Disciplining and correcting kittens is part of a mother cat’s job. She has to teach her kittens how to behave appropriately and interact with their littermates. This is important for them to learn while they’re young so they grow up to behave well with people and other animals.
In this article, we look at the ways that a mother cat disciplines her kittens and what she accomplishes by doing so.
Discipline or Correction?
Mother cats show their kittens the proper ways to behave by stopping them in the moment and showing them what to do instead. They correct their kittens rather than discipline them. They work to stop the undesired behavior and show the kittens the desired behavior rather than punish kittens for doing something wrong.
If kittens are doing something that their mother doesn’t approve of, she may hiss, growl, or let out a curt meow to stop them. Humans usually view hissing or growling as a sign of aggression. But she’s not being aggressive or mean to her kittens. She’s using vocal cues to communicate with the kittens and let them know that she doesn’t like what’s happening.
Usually, the first form of discipline that a mother cat uses on her unruly kittens is simply to walk away. Kittens crave attention from their mother, and denying them is a powerful way to let them know that they should stop what they are doing.
If kittens try to nurse on a mother cat once they’re weaned, she will get up and walk away to show them that they should stick to cat food and stop nursing. It may take several times for the kittens to understand that nursing is over. They’ll eventually stop trying to nurse and start eating solid food from that point on.
Another way that mother cats let their kittens know that they need to stop doing what they’re doing and behave is to bite their necks. This can seem and even look aggressive, but it’s not anything out of the ordinary for cats.
Biting is usually used as a last resort if the kitten doesn’t get the hint once the mother walks away or uses a vocal cue to tell them to stop. It usually means that, at this point, the mother cat is annoyed. Since adult cats know how to control their bite force, this bite isn’t painful, but it is effective. It sends a clear message that the kitten should stop performing this behavior.
Mother cats will also bite their kittens’ necks to hold them still for grooming. This teaches the kittens that they can’t play until bath time is over.
Kittens learn how to behave from their mothers, but they also learn from their littermates. Their siblings help them learn how to socialize and interact with other cats. This is most important for bite inhibition. Cats don’t know what their bite feels like until another cat bites them. Kittens learn over time, both by biting and being bitten, that they must control their bite force or else play time ends. If a kitten doesn’t grow up with littermates or a mother to teach them bite inhibition, they may have behavioral problems because they weren’t corrected or properly socialized.
Disciplining Your Kitten
Humans can’t raise a kitten like a mother cat can, but in some cases, we have no choice. Orphaned kittens need care and protection to survive. If you have a single kitten that wasn’t raised with other cats, there are a few things that you can do to help them learn right from wrong.

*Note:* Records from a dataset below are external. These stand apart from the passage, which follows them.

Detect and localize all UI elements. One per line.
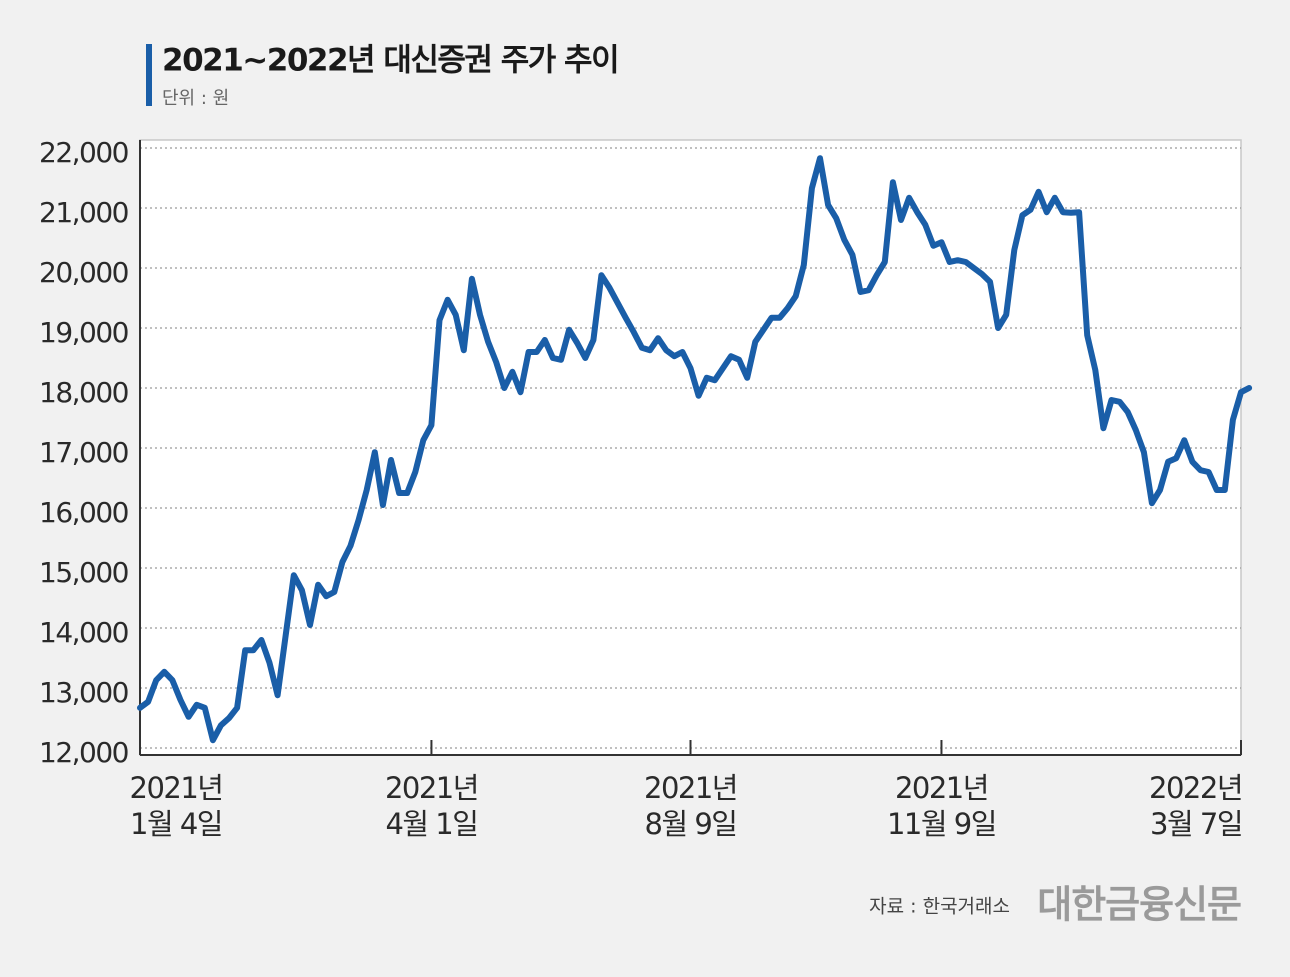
title-marker [146, 44, 152, 106]
y-tick-label: 20,000 [39, 256, 128, 289]
y-tick-label: 15,000 [39, 556, 128, 589]
logo: 대한금융신문 [1037, 883, 1241, 927]
y-tick-label: 22,000 [39, 136, 128, 169]
unit-label: 단위 : 원 [162, 88, 229, 109]
x-tick-label: 2021년 1월 4일 [129, 771, 224, 841]
y-tick-label: 12,000 [39, 736, 128, 769]
x-tick-label: 2021년 8월 9일 [644, 771, 738, 841]
y-tick-label: 19,000 [39, 316, 128, 349]
y-tick-label: 17,000 [39, 436, 128, 469]
x-tick-label: 2021년 4월 1일 [384, 771, 479, 841]
y-tick-label: 13,000 [39, 676, 128, 709]
y-tick-label: 18,000 [39, 376, 128, 409]
x-tick-label: 2022년 3월 7일 [1149, 771, 1243, 841]
x-tick-label: 2021년 11월 9일 [886, 771, 997, 841]
y-tick-label: 16,000 [39, 496, 128, 529]
price-line [137, 155, 1253, 744]
y-tick-label: 14,000 [39, 616, 128, 649]
chart-title: 2021~2022년 대신증권 주가 추이 [162, 43, 618, 79]
y-tick-label: 21,000 [39, 196, 128, 229]
source: 자료 : 한국거래소 [869, 896, 1010, 918]
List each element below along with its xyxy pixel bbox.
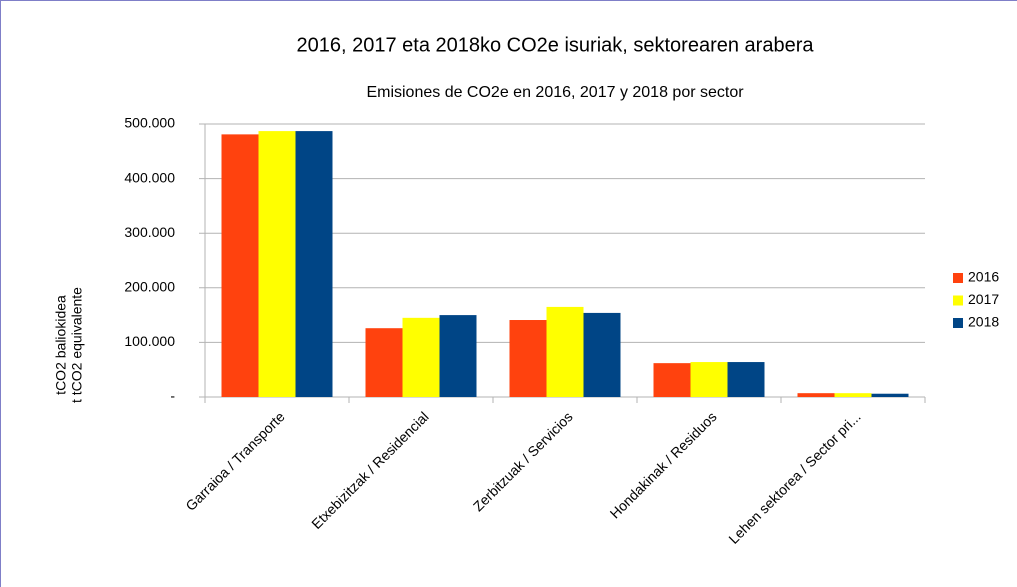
y-axis-label: tCO2 baliokidea xyxy=(53,295,69,395)
bar xyxy=(797,393,835,397)
y-axis-label: t tCO2 equivalente xyxy=(69,287,85,403)
bar xyxy=(653,363,691,397)
legend-swatch xyxy=(953,295,963,306)
y-tick-label: 400.000 xyxy=(124,169,175,185)
bar xyxy=(871,393,909,397)
y-tick-label: 100.000 xyxy=(124,333,175,349)
bar xyxy=(295,131,333,397)
bar xyxy=(439,315,477,397)
legend-label: 2017 xyxy=(968,291,999,307)
y-tick-label: 300.000 xyxy=(124,224,175,240)
bar xyxy=(402,317,440,397)
y-tick-label: - xyxy=(170,388,175,404)
chart-subtitle: Emisiones de CO2e en 2016, 2017 y 2018 p… xyxy=(366,84,744,101)
bar xyxy=(690,362,728,397)
bar xyxy=(834,393,872,397)
legend-label: 2018 xyxy=(968,314,999,330)
chart-title: 2016, 2017 eta 2018ko CO2e isuriak, sekt… xyxy=(296,34,814,56)
legend-swatch xyxy=(953,318,963,328)
legend-swatch xyxy=(953,273,963,283)
y-tick-label: 200.000 xyxy=(124,279,175,295)
bar xyxy=(258,131,296,397)
bar xyxy=(365,328,403,397)
bar xyxy=(583,312,621,397)
bar xyxy=(727,362,765,397)
legend-label: 2016 xyxy=(968,269,999,285)
bar xyxy=(509,320,547,397)
y-tick-label: 500.000 xyxy=(124,115,175,131)
bar xyxy=(546,306,584,397)
bar xyxy=(221,134,259,397)
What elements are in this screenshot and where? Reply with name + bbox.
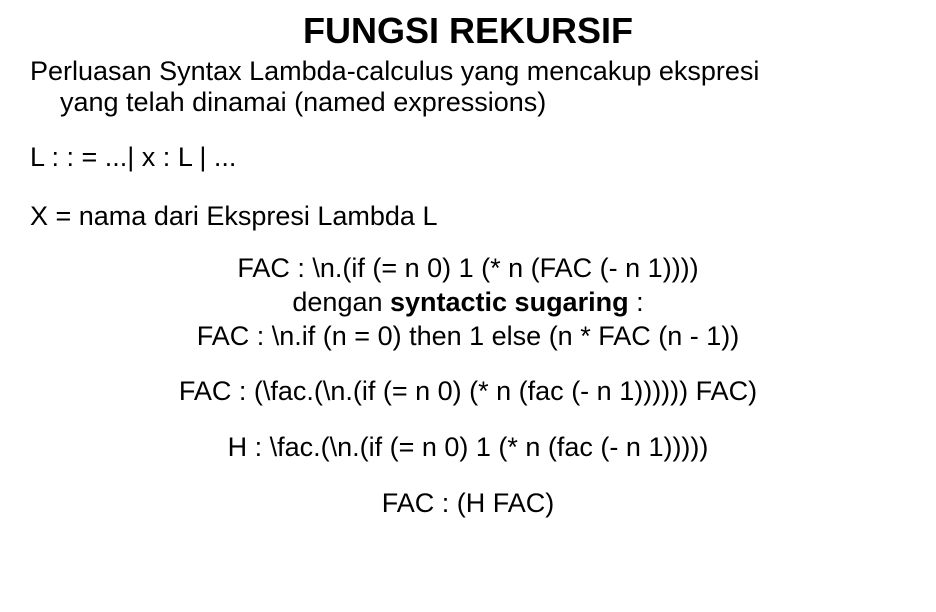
h-definition: H : \fac.(\n.(if (= n 0) 1 (* n (fac (- … xyxy=(30,431,906,465)
slide: FUNGSI REKURSIF Perluasan Syntax Lambda-… xyxy=(0,0,936,612)
fac1-line-a: FAC : \n.(if (= n 0) 1 (* n (FAC (- n 1)… xyxy=(30,252,906,286)
fac-definition-3: FAC : (H FAC) xyxy=(30,487,906,521)
fac1-bold: syntactic sugaring xyxy=(390,287,629,317)
fac3-line: FAC : (H FAC) xyxy=(30,487,906,521)
fac1-line-c: FAC : \n.if (n = 0) then 1 else (n * FAC… xyxy=(30,320,906,354)
slide-title: FUNGSI REKURSIF xyxy=(30,10,906,52)
fac-definition-1: FAC : \n.(if (= n 0) 1 (* n (FAC (- n 1)… xyxy=(30,252,906,353)
fac1-prefix: dengan xyxy=(292,287,390,317)
intro-paragraph: Perluasan Syntax Lambda-calculus yang me… xyxy=(30,56,906,118)
fac2-line: FAC : (\fac.(\n.(if (= n 0) (* n (fac (-… xyxy=(30,375,906,409)
fac1-suffix: : xyxy=(629,287,644,317)
fac1-line-b: dengan syntactic sugaring : xyxy=(30,286,906,320)
named-expression: X = nama dari Ekspresi Lambda L xyxy=(30,201,906,232)
intro-line-2: yang telah dinamai (named expressions) xyxy=(30,87,906,118)
fac-definition-2: FAC : (\fac.(\n.(if (= n 0) (* n (fac (-… xyxy=(30,375,906,409)
hdef-line: H : \fac.(\n.(if (= n 0) 1 (* n (fac (- … xyxy=(30,431,906,465)
examples: FAC : \n.(if (= n 0) 1 (* n (FAC (- n 1)… xyxy=(30,252,906,521)
grammar-rule: L : : = ...| x : L | ... xyxy=(30,142,906,173)
intro-line-1: Perluasan Syntax Lambda-calculus yang me… xyxy=(30,56,759,86)
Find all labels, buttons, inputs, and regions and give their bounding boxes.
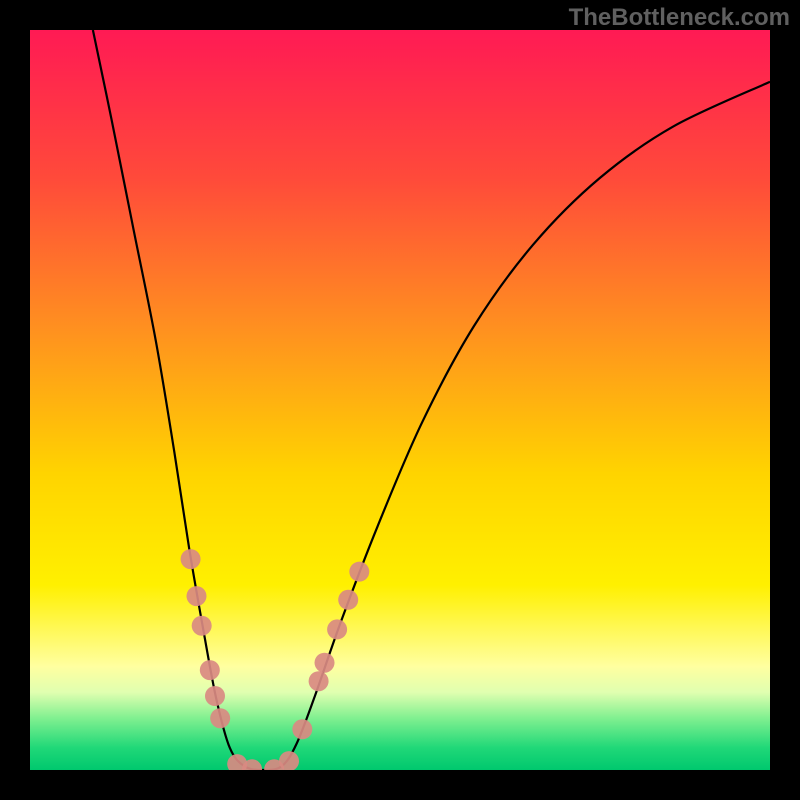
data-marker bbox=[210, 708, 230, 728]
data-marker bbox=[309, 671, 329, 691]
data-marker bbox=[338, 590, 358, 610]
data-marker bbox=[192, 616, 212, 636]
chart-svg bbox=[0, 0, 800, 800]
data-marker bbox=[349, 562, 369, 582]
data-marker bbox=[187, 586, 207, 606]
data-marker bbox=[200, 660, 220, 680]
data-marker bbox=[279, 751, 299, 771]
data-marker bbox=[292, 719, 312, 739]
data-marker bbox=[205, 686, 225, 706]
watermark-text: TheBottleneck.com bbox=[569, 4, 790, 32]
data-marker bbox=[181, 549, 201, 569]
chart-frame: TheBottleneck.com bbox=[0, 0, 800, 800]
data-marker bbox=[327, 619, 347, 639]
plot-background bbox=[30, 30, 770, 770]
data-marker bbox=[315, 653, 335, 673]
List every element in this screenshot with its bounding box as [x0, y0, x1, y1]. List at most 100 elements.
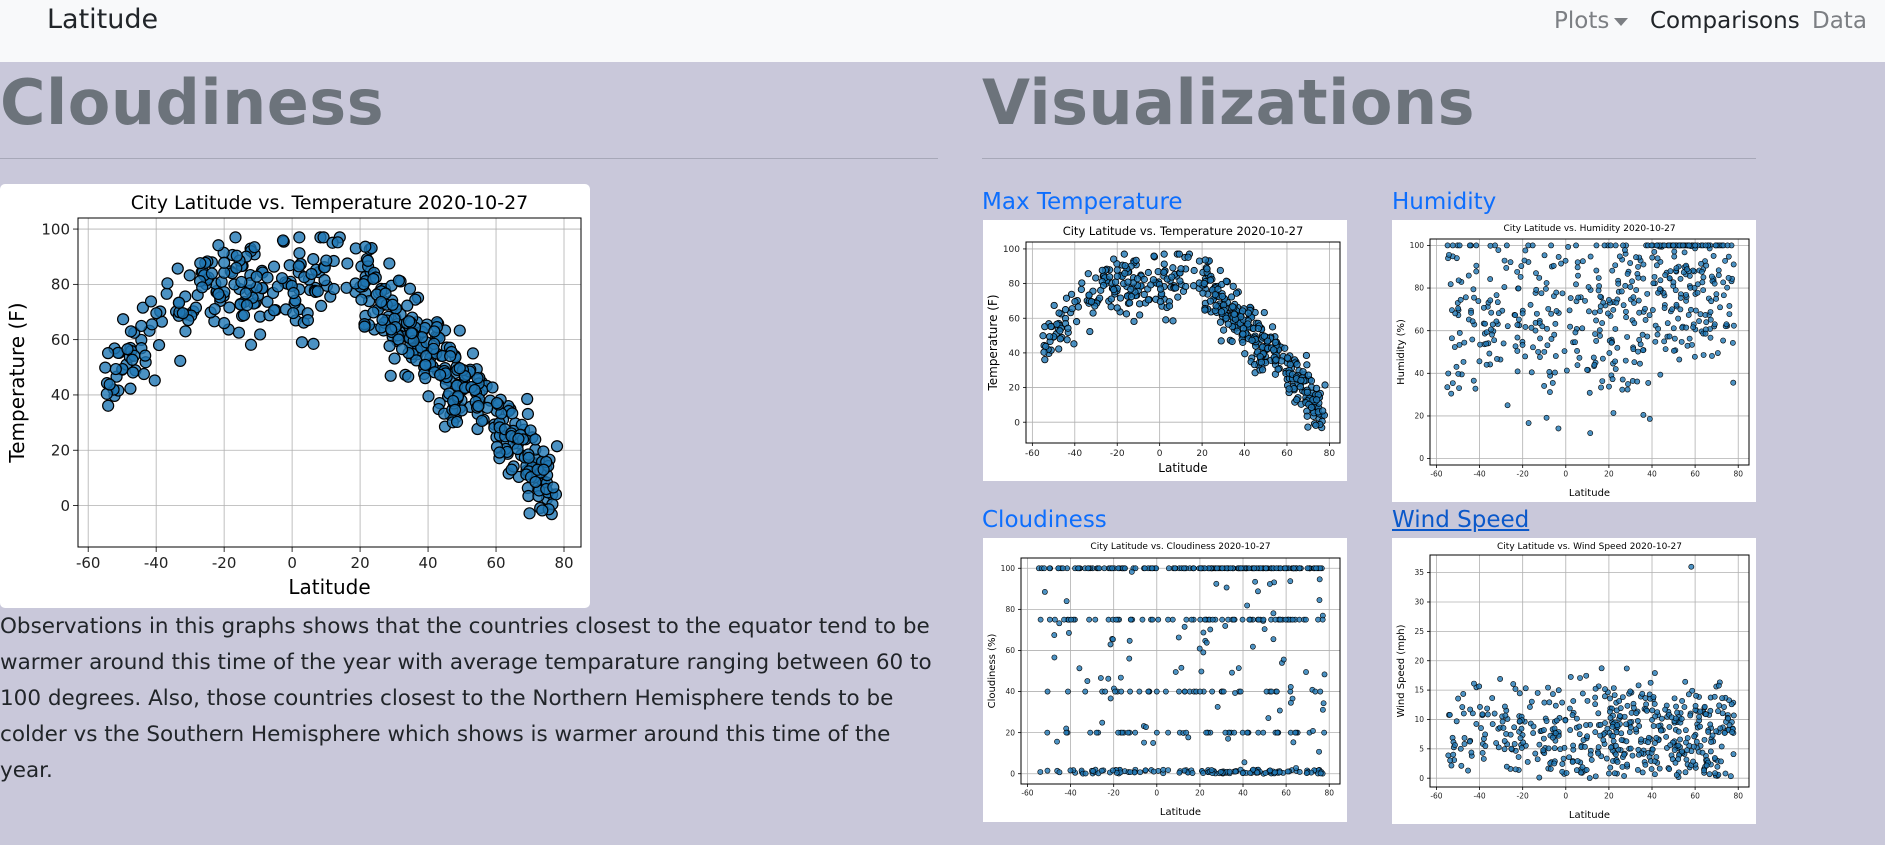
- data-point: [1248, 336, 1256, 344]
- data-point: [1653, 242, 1660, 249]
- data-point: [1679, 698, 1685, 704]
- data-point: [1514, 348, 1521, 354]
- data-point: [490, 396, 504, 410]
- data-point: [1489, 695, 1496, 701]
- x-tick-label: 60: [1281, 449, 1293, 459]
- data-point: [1601, 693, 1608, 700]
- data-point: [1241, 759, 1248, 766]
- data-point: [1711, 280, 1718, 287]
- data-point: [1037, 616, 1044, 623]
- data-point: [1657, 371, 1664, 378]
- data-point: [150, 307, 163, 320]
- data-point: [1702, 312, 1709, 318]
- data-point: [1562, 717, 1569, 724]
- data-point: [1620, 302, 1627, 309]
- data-point: [453, 324, 466, 337]
- data-point: [1609, 723, 1616, 730]
- data-point: [230, 249, 243, 262]
- thumb-humidity-image[interactable]: City Latitude vs. Humidity 2020-10-27 -60…: [1392, 220, 1756, 502]
- data-point: [1694, 281, 1701, 288]
- data-point: [1707, 334, 1714, 341]
- link-cloudiness[interactable]: Cloudiness: [982, 507, 1107, 533]
- data-point: [1150, 740, 1157, 746]
- plot-frame: [1020, 557, 1341, 785]
- data-point: [1545, 684, 1551, 691]
- y-tick-label: 10: [1414, 715, 1424, 724]
- nav-comparisons[interactable]: Comparisons: [1650, 8, 1800, 34]
- data-point: [1153, 688, 1160, 695]
- data-point: [1566, 307, 1573, 314]
- data-point: [1572, 329, 1579, 336]
- x-tick-label: -60: [1021, 789, 1033, 798]
- data-point: [1504, 323, 1511, 330]
- data-point: [1678, 715, 1685, 722]
- data-point: [229, 231, 242, 244]
- data-point: [1303, 770, 1310, 776]
- data-point: [1136, 311, 1144, 319]
- data-point: [1137, 769, 1144, 776]
- data-point: [1730, 322, 1737, 329]
- data-point: [1459, 704, 1466, 710]
- data-point: [359, 240, 372, 253]
- data-point: [1235, 665, 1242, 672]
- data-point: [1671, 248, 1678, 255]
- data-point: [1573, 281, 1579, 288]
- data-point: [1510, 681, 1517, 687]
- data-point: [1555, 253, 1562, 260]
- data-point: [1303, 412, 1311, 420]
- thumb-temperature-chart: City Latitude vs. Temperature 2020-10-27…: [986, 224, 1341, 475]
- data-point: [1448, 390, 1455, 397]
- data-point: [1672, 287, 1679, 294]
- plot-frame: [77, 217, 582, 548]
- data-point: [1486, 350, 1493, 357]
- data-point: [1184, 253, 1192, 261]
- data-point: [1244, 320, 1252, 328]
- data-point: [1651, 273, 1658, 280]
- data-point: [1290, 739, 1297, 746]
- data-point: [135, 319, 148, 333]
- data-point: [1671, 253, 1678, 260]
- data-point: [1457, 296, 1464, 303]
- data-point: [1183, 729, 1190, 736]
- thumb-wind-image[interactable]: City Latitude vs. Wind Speed 2020-10-27 -…: [1392, 538, 1756, 824]
- data-point: [1636, 336, 1643, 343]
- data-point: [1512, 343, 1519, 350]
- data-point: [1102, 688, 1109, 695]
- navbar-brand[interactable]: Latitude: [47, 4, 159, 35]
- data-point: [1700, 287, 1707, 294]
- nav-data[interactable]: Data: [1812, 8, 1867, 34]
- data-point: [1555, 687, 1562, 694]
- data-point: [1649, 254, 1656, 261]
- data-point: [1302, 351, 1311, 360]
- data-point: [1165, 565, 1172, 572]
- nav-plots-dropdown[interactable]: Plots: [1554, 8, 1629, 34]
- thumb-temperature-image[interactable]: City Latitude vs. Temperature 2020-10-27…: [983, 220, 1347, 481]
- data-point: [1479, 749, 1486, 756]
- data-point: [1651, 670, 1658, 676]
- data-point: [176, 307, 189, 320]
- data-point: [1252, 578, 1259, 585]
- data-point: [1649, 746, 1656, 753]
- link-max-temperature[interactable]: Max Temperature: [982, 189, 1183, 215]
- data-point: [315, 299, 328, 313]
- link-wind-speed[interactable]: Wind Speed: [1392, 507, 1530, 533]
- data-point: [1514, 268, 1521, 275]
- data-point: [1675, 315, 1682, 322]
- data-point: [1456, 242, 1463, 249]
- data-point: [1450, 751, 1457, 758]
- data-point: [1297, 376, 1305, 384]
- x-tick-label: -20: [1110, 449, 1125, 459]
- data-point: [1631, 320, 1638, 327]
- data-point: [1701, 703, 1708, 710]
- link-humidity[interactable]: Humidity: [1392, 189, 1497, 215]
- data-point: [1610, 306, 1617, 313]
- data-point: [1593, 242, 1600, 249]
- data-point: [1473, 721, 1480, 727]
- data-point: [1250, 766, 1257, 773]
- data-point: [1645, 739, 1651, 746]
- data-point: [1584, 366, 1591, 373]
- data-point: [1500, 725, 1507, 731]
- data-point: [486, 381, 499, 394]
- thumb-cloudiness-image[interactable]: City Latitude vs. Cloudiness 2020-10-27 -…: [983, 538, 1347, 822]
- data-point: [1532, 750, 1539, 757]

Mother cats use a combination of distancing, vocal cues, and biting to redirect their kittens and show them how to behave. The timing is important because it stops the kitten in the middle of the undesirable action and directs them to something more appropriate. It may seem like she’s being mean to her kittens, but she’s just showing them how to behave properly so they grow up to be social, loving, and fun members of a household. You can try to use a few of these methods yourself on an orphaned or young, single kitten to avoid any future behavioral problems.